Similarly, another assassin, Ankit Sersa, is hopelessly addicted to ‘chitta’, a white-powdered opiate and heroin alternative popular in Punjab. Singh deftly weaves Sersa’s story with the chitta epidemic at large, showing us patterns that speak to the very origins of criminality. All of these gun-toting men that we meet during the course of Who Killed Moosewala have one thing in common — in philosophical terms, they represent a ‘crisis of masculinity’. Lawrence Bishnoi, the mastermind of the murder and one of the most infamous gangsters in North India, is himself a prime example of this. See how carefully Singh describes his wrestler’s lifestyle and ‘brahmachari’ attire—he often wore just the wrestler’s langot.
“His biceps and triceps, deltoids, trapezius and dorsal muscles appear well-defined over a broad wrestler’s chest. He follows a strict free-weight exercise regimen besides working out with bodyweights in the akhara.
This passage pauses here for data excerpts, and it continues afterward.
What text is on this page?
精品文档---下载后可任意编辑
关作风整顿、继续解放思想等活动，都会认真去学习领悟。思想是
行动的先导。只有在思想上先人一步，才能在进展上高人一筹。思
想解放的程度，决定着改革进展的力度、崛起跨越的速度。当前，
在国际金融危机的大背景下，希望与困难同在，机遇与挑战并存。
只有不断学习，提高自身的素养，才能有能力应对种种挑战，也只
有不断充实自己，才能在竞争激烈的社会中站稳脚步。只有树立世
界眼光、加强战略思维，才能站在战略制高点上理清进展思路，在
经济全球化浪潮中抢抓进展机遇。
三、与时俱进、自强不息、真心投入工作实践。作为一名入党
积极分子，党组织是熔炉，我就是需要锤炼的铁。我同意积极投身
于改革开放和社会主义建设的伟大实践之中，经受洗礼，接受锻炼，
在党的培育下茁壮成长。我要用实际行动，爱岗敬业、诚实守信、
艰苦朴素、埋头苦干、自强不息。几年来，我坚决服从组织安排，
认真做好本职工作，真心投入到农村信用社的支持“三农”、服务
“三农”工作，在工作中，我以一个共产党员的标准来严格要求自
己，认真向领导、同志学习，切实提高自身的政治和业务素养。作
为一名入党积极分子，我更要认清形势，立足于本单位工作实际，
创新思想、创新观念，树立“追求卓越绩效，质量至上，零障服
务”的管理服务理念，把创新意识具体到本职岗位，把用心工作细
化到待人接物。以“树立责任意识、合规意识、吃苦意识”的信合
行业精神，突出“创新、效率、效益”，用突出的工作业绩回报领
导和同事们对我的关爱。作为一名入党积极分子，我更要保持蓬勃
The dossiers say Lawrence is a Brahmachari who mostly wears a langot and spends up to eight hours in dhyan or meditation. Sometimes, it was said, he would sit in meditation in his cell in Tihar Jail at midnight and get up well past sunrise.”
As several anthropologists (like Joseph Alter, for example) have noted, a lot of north Indian akhara traditions are about ‘self-discipline’ through denying the body.
This portrait of ‘self-discipline’ and the idea of Bishnoi being a brahmachari — i.e., celibate — can be readily contrasted with one of his accomplices, Priyavrat Fauji, who Singh tells us, was known to “indulge in the pleasures of the flesh” (an uncharacteristically coy description by this book’s standards). Fauji was seeing four women at the same time because of his allegedly insatiable appetite in this context. By the end of the book, you realize that Bishnoi and Fauji are the extremities of a crisis-of-masculinity spectrum, wherein directionless young men feel compelled to pursue an extremely narrow idea of ‘mardaangi’.
In fact, this is precisely where Moosewala was beginning to evolve in real earnest, his lyrics and his music presenting a very different model of masculinity from his early videos. And who knows where his artistic journey would have taken him? Who Killed Moosewala could have been content with breaking down its subject’s death. Instead, it succeeds in presenting a clear-eyed, sober deconstruction of Sidhu Moosewala’s life.
Who Killed Moosewala by Jupinderjit Singh; Westland Books; Rs 499; 200 pages.